Book Review – 2312 by Kim Stanley Robinson
The world building in this novel is good. It is highly detailed, imaginative, and futuristically strange.
The charters are also well constructed. These are not like people of today who just happen to be living in the future with a bunch of high-tech gizmos. They have different attitudes, beliefs, tastes, and concerns. Many are physically different in strange and interesting ways. They are not us. They are our descendants, about as different from us as we are from Homo erectus—in some ways, more so.
As science fiction, this book succeeds where many fail. It presents a fictional future that really seems futuristic. I can’t honestly say I enjoyed the book much, though.
The reason little to do with the futuristic setting, although I could not quite understand how any of the grand projects it mentions were being funded. But economics aside, it is the plot—or lack thereof that bothered me the most.
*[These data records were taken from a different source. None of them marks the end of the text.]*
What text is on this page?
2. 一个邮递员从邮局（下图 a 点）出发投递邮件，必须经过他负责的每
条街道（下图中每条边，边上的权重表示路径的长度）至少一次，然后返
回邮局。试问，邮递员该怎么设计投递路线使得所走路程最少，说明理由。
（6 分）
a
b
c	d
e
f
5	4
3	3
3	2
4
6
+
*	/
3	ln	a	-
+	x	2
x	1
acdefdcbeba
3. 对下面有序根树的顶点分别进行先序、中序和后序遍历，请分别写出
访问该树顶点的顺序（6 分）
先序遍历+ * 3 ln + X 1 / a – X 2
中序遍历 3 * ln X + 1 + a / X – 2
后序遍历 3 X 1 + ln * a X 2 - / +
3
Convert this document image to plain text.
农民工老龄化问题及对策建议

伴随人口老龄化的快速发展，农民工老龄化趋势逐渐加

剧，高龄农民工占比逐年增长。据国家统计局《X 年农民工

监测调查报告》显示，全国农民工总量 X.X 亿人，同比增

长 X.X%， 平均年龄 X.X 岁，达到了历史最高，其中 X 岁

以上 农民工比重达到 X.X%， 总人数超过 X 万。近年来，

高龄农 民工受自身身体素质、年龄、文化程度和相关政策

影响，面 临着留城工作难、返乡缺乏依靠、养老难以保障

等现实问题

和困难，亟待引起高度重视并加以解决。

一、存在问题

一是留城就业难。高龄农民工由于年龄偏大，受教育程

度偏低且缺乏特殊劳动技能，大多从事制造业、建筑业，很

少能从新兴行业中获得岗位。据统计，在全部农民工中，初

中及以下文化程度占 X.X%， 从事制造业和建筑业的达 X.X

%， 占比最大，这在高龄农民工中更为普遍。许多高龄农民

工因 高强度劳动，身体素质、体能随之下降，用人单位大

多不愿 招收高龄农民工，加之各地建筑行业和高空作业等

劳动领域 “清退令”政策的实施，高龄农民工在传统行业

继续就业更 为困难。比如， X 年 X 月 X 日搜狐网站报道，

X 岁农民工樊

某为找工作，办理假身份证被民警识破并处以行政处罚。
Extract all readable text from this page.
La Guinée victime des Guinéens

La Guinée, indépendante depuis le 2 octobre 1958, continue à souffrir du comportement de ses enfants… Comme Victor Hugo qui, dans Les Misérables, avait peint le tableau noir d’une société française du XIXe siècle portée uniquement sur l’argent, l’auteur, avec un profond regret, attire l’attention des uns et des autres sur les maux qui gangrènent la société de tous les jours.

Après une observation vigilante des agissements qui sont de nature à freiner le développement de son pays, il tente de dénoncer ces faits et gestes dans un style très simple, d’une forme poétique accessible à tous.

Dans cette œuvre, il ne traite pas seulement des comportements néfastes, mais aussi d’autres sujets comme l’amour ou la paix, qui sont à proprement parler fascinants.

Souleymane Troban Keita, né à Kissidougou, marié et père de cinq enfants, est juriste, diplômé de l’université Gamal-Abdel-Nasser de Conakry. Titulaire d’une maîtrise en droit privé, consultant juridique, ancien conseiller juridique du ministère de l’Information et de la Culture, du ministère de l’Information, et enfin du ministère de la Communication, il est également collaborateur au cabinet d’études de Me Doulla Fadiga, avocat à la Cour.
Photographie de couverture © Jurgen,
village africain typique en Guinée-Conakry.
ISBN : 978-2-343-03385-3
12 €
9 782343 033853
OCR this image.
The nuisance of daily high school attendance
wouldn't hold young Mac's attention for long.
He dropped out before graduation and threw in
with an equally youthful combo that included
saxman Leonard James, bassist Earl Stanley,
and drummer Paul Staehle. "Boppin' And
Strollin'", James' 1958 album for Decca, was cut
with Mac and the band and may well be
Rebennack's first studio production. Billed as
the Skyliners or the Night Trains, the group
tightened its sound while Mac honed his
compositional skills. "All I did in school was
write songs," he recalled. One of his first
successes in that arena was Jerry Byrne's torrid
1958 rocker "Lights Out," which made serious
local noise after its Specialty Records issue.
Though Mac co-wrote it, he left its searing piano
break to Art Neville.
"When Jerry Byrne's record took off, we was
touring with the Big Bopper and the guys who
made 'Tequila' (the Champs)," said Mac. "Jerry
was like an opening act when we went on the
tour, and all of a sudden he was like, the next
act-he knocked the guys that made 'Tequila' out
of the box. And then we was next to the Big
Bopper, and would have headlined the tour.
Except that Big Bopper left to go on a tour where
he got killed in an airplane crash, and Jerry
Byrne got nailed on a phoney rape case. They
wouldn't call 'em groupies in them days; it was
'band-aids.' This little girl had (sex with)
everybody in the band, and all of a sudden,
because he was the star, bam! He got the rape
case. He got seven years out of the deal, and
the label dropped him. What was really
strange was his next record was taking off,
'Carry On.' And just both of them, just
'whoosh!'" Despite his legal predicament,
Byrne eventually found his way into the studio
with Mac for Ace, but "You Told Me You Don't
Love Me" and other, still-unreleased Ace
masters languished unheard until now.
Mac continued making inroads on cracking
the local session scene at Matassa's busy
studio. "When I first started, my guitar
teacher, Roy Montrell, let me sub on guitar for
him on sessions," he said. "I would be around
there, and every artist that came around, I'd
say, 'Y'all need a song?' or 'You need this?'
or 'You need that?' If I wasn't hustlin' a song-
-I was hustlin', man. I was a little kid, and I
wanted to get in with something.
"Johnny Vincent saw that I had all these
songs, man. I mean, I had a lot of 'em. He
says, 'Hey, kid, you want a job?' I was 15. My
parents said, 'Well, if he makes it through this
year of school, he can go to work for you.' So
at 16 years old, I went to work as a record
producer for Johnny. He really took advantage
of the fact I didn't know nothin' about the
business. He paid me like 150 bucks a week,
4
This 561 page tome shows us lovely and, I assume, scientifically reasonable views from various locations in space, sometimes in exhausting detail. It describes various interesting methods of terraforming and of creating habitable environments in space, but what it does mostly is document the existential wanderings of the main character, Swan Er Hong.
She (for lack of a better pronoun) is certainly an interesting character. We get to know her quite well, or as well as anyone can, but she’s not likeable. In fact, she should come with a warning label that says something like ‘Caution! Approach at Your Own Risk.’ Even in this strange world of the future, she’s a nut job, and her erratic behavior and self-absorbed musings become annoying in short order.
I appreciate the skill of a writer who can create a fictional character that can evoke an emotion in a reader, but I don’t think annoyance is the emotion one should probably be shooting for. That’s really the only one I personally felt for Swan, and her romance with a man (again, gender designation is only an approximation) she describes as looking like a toad is, at best, hard to imagine. I could believe that someone might find her interesting, maybe even fascinating, but I couldn’t understand how anyone could consider a long-term romantic relationship with her. It would take a special kind of masochist to do that, and toad-man wasn’t presented as such.
There was an effort at a plot stemming from a power play on Venus and even a bit of mystery about almost sentient androids, but it felt like these were tacked on almost as an afterthought in order to justify the lengthy account of Swan’s dysfunctional emotional journey.
Despite the excellent description of a believable future that this book provides, it’s not an enjoyable story. I can’t recommend it.